Figure 6 is a three-monthly weekly price chart for Ensco International (ESV). This company passed the AAII Rule #1 screen at the end of March 2008. However, we prefer to run our analysis once a week—on the weekends—so the chart runs through April 4, 2008, the end of the first week following the end of March. At that time, as the chart shows, the closing price for the week was above the 30-week moving average and the MACD histogram was above the centerline. However, just that week, the %K line of the stochastic oscillator dipped below the %D line. Since we need “three green arrows” in order to buy, we wait to see what the next week brings. As it turns out, for the week ending April 11, 2008, the stochastic did go green, allowing us to buy. Once Town buys a stock, his sell rules in regards to the Three Tools are:
1. %K line of slow stochastic falls below %D line; and
2. MACD histogram falls below centerline (is less than zero); and
3. The stock is trading sideways.
Figure 7 is a weekly price chart for ESV from April 4, 2008, through July 3, 2008. Over this period, the weekly closing price never fell below the 30-week moving average and the MACD histogram was always in positive territory. The arrows for the slow stochastic indicate when the K% line moved above the %D line (up arrow or buy signal), or when the %K line moved below the %D line (down arrow or sell signal). While the slow stochastic was showing sell, there was never a confirming sell signal from the MACD histogram, so we stayed invested in ESV. However, the price dropped almost 8% the first week of July, pushing the stochastic to a sell signal and driving the MACD histogram to its lowest level in three months. In such scenarios, you may wish to monitor a stock on a day-to-day basis in case it makes a dramatic downward move.

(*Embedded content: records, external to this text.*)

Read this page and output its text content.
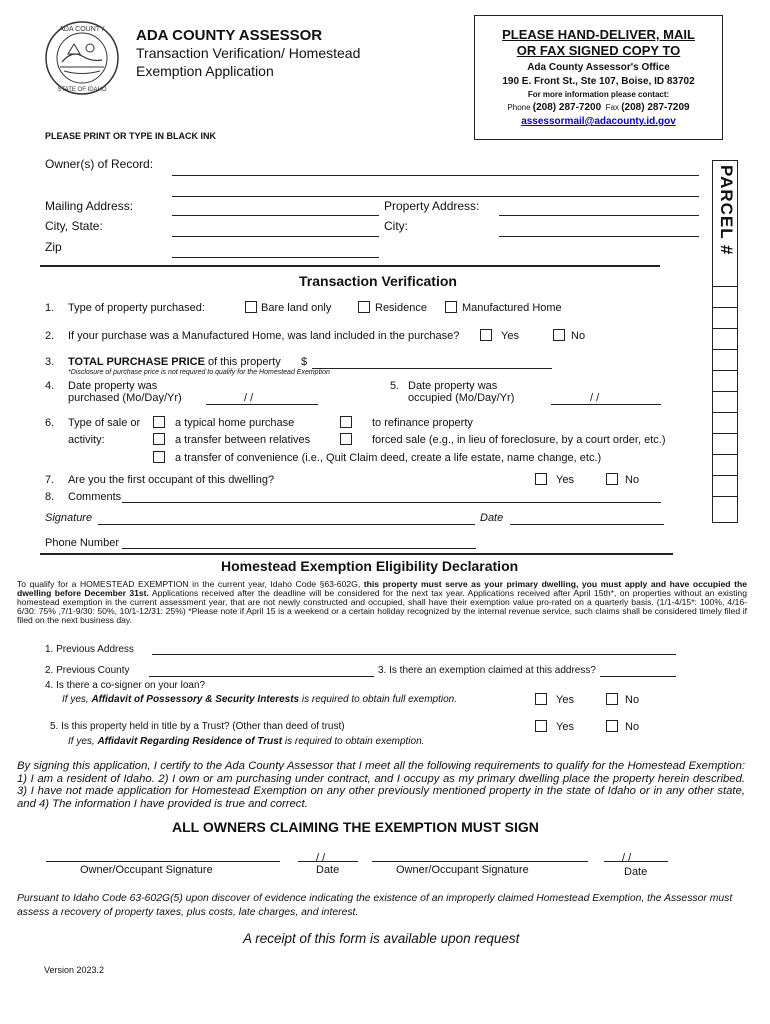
ADA COUNTY
STATE OF IDAHO
ADA COUNTY ASSESSOR
Transaction Verification/ Homestead
Exemption Application
PLEASE HAND-DELIVER, MAIL
OR FAX SIGNED COPY TO
Ada County Assessor's Office
190 E. Front St., Ste 107, Boise, ID 83702
For more information please contact:
Phone (208) 287-7200 Fax (208) 287-7209
assessormail@adacounty.id.gov
PLEASE PRINT OR TYPE IN BLACK INK
PARCEL #
Owner(s) of Record:
Mailing Address:	Property Address:
City, State:	City:
Zip
Transaction Verification
1. Type of property purchased:	Bare land only	Residence	Manufactured Home
2. If your purchase was a Manufactured Home, was land included in the purchase?	Yes	No
3. TOTAL PURCHASE PRICE of this property $
*Disclosure of purchase price is not required to qualify for the Homestead Exemption
4. Date property was
purchased (Mo/Day/Yr)	/ /
5. Date property was
occupied (Mo/Day/Yr)	/ /
6. Type of sale or
activity:
a typical home purchase	to refinance property
a transfer between relatives	forced sale (e.g., in lieu of foreclosure, by a court order, etc.)
a transfer of convenience (i.e., Quit Claim deed, create a life estate, name change, etc.)
7. Are you the first occupant of this dwelling?	Yes	No
8. Comments
Signature	Date
Phone Number
Homestead Exemption Eligibility Declaration
To qualify for a HOMESTEAD EXEMPTION in the current year, Idaho Code §63-602G, this property must serve as your primary dwelling, you must apply and have occupied the dwelling before December 31st. Applications received after the deadline will be considered for the next tax year. Applications received after April 15th*, on properties without an existing homestead exemption in the current assessment year, that are not newly constructed and occupied, shall have their exemption value pro-rated on a quarterly basis. (1/1-4/15*: 100%, 4/16-6/30: 75% ,7/1-9/30: 50%, 10/1-12/31: 25%) *Please note if April 15 is a weekend or a certain holiday recognized by the internal revenue service, such claims shall be considered timely filed if filed on the next business day.
1. Previous Address
2. Previous County	3. Is there an exemption claimed at this address?
4. Is there a co-signer on your loan?
If yes, Affidavit of Possessory & Security Interests is required to obtain full exemption.	Yes	No
5. Is this property held in title by a Trust? (Other than deed of trust)	Yes	No
If yes, Affidavit Regarding Residence of Trust is required to obtain exemption.
By signing this application, I certify to the Ada County Assessor that I meet all the following requirements to qualify for the Homestead Exemption: 1) I am a resident of Idaho. 2) I own or am purchasing under contract, and I occupy as my primary dwelling place the property herein described. 3) I have not made application for Homestead Exemption on any other previously mentioned property in the state of Idaho or in any other state, and 4) The information I have provided is true and correct.
ALL OWNERS CLAIMING THE EXEMPTION MUST SIGN
Owner/Occupant Signature
/ /
Date	Owner/Occupant Signature
/ /
Date
Pursuant to Idaho Code 63-602G(5) upon discover of evidence indicating the existence of an improperly claimed Homestead Exemption, the Assessor must assess a recovery of property taxes, plus costs, late charges, and interest.
A receipt of this form is available upon request
Version 2023.2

The tools discussed here are intended to help the individual investor follow market trends (institutional investors). Given the large positions these investors usually take in individual stocks, it may take them days or even weeks to fully invest or divest. Since most individual investors don’t have to worry about impacting individual stock prices with their own purchases and sales, they can move much more quickly, getting in or out ahead of the institutional investors.
These tools are not intended to trade all stocks. Town warns that he only uses these tools to trade his Rule #1 companies. Assuming we perform our analysis correctly, the companies that pass the screen should eventually attract the attention of the market. Using the Three Tools allows us to see when the market comes calling.